Heroes and Villains: the Effects of Combat Heroism on Autocratic Values and Nazi Collaboration in France

Julia Cagé (Sciences Po and CEPR)
Anna Dagorret (Stanford GSB)
Pauline Grosjean (UNSW)
Saumitra Jha (Stanford GSB)

Abstract: To what extent can heroes coordinate and legitimize otherwise strongly- proscribed and potentially repugnant political behavior? In this paper, we exploit the purposefully arbitrary Noria rotation of French regiments to measure the legitimizing effects of heroic human capital, gleaned through exposure to the pivotal Battle of Verdun under General Philippe Pétain in 1916. We wed this with a unique newly declassified dataset of 97,242 individual collaborators with the Nazis collected by French army intelligence in 1945 to show that, during the Pétain-led Vichy regime (1940-44), municipalities that raised troops that served under Pétain at Verdun later housed more collaborators with the Nazis than otherwise similar municipalities. Individuals from these municipalities were 5% more likely to join Fascist political parties or paramilitary groups that conducted the internal repression of the regime against Jews and resistants, or to directly join German military units.

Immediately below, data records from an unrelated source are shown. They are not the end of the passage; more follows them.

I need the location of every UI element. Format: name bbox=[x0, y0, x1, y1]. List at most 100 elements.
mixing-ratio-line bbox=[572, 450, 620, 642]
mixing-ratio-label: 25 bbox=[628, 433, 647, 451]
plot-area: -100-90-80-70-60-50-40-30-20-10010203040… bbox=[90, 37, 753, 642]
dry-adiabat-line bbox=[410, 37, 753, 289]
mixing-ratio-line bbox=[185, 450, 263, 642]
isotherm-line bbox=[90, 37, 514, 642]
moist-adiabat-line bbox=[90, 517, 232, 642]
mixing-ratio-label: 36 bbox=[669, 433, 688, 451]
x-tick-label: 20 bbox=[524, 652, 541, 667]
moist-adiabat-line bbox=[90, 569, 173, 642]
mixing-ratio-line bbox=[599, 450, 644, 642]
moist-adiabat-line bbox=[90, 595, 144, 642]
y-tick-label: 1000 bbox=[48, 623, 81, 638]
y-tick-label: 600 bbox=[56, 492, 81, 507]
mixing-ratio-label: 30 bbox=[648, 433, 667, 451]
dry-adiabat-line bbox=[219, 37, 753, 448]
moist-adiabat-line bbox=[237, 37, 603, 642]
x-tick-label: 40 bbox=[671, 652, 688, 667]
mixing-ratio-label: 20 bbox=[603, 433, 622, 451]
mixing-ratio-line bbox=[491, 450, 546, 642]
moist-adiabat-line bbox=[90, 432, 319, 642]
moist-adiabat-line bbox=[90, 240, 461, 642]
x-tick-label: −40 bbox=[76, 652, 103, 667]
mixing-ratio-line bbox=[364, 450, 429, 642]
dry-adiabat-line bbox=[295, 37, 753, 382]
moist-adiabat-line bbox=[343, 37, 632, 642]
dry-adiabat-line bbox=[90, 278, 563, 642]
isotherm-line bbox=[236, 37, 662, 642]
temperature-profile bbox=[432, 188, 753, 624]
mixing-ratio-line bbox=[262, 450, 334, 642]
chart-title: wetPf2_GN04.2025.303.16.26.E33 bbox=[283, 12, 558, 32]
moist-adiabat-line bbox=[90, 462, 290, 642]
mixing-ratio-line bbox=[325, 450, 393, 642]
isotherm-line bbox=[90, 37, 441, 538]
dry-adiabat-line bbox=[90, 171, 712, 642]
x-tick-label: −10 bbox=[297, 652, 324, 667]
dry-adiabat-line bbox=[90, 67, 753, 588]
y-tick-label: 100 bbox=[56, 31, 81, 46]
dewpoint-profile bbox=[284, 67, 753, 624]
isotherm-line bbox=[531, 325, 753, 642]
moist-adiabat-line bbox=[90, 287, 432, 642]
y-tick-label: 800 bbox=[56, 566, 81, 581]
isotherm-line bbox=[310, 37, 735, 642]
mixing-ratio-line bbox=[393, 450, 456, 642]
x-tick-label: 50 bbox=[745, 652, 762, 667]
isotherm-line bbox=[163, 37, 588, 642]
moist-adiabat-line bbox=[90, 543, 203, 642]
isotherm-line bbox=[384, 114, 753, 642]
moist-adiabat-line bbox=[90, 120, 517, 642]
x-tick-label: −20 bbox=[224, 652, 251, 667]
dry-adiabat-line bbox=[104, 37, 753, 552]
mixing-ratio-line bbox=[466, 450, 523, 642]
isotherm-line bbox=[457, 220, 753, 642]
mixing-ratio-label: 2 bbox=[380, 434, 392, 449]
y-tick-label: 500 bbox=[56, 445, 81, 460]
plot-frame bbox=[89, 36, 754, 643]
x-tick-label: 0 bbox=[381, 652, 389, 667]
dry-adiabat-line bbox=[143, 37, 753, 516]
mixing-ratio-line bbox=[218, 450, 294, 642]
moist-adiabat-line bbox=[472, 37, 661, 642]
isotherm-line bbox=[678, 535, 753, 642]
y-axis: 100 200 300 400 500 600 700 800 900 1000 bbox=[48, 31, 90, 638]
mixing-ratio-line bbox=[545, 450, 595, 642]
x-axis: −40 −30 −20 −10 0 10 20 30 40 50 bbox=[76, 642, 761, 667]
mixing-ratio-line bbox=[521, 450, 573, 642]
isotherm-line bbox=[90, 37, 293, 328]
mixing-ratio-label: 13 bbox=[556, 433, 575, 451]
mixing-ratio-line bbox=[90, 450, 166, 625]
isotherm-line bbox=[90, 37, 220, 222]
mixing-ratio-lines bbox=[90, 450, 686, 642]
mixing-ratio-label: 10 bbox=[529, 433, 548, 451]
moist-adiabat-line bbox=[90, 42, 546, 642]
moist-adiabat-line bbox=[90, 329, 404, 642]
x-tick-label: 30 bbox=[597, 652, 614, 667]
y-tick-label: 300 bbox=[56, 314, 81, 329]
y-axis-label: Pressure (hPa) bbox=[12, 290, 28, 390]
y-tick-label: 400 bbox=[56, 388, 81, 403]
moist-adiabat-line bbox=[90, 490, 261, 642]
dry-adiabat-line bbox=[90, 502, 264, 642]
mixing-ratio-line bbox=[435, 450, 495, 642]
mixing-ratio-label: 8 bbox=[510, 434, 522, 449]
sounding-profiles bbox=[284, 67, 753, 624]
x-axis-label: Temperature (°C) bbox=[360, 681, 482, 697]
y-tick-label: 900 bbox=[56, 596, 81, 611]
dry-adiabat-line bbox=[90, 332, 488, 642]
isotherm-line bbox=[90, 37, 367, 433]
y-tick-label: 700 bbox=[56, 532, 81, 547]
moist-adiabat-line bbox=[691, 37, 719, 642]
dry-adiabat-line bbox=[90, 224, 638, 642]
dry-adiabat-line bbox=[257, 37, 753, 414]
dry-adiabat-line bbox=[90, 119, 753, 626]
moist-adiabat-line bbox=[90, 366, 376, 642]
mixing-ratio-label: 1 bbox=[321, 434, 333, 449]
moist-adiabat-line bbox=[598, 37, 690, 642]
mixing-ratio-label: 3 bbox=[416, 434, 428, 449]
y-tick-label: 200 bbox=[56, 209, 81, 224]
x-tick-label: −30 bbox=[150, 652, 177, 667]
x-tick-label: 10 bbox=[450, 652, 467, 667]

We interpret these results as reflecting the role that Verdun played in generating both credentials for leadership and organizational capacity that legitimized otherwise proscribed values, forging political identities that proved durable in explaining the Left-Right divide in France throughout much of the post-war period, and that were particularly salient in times of social and political crisis.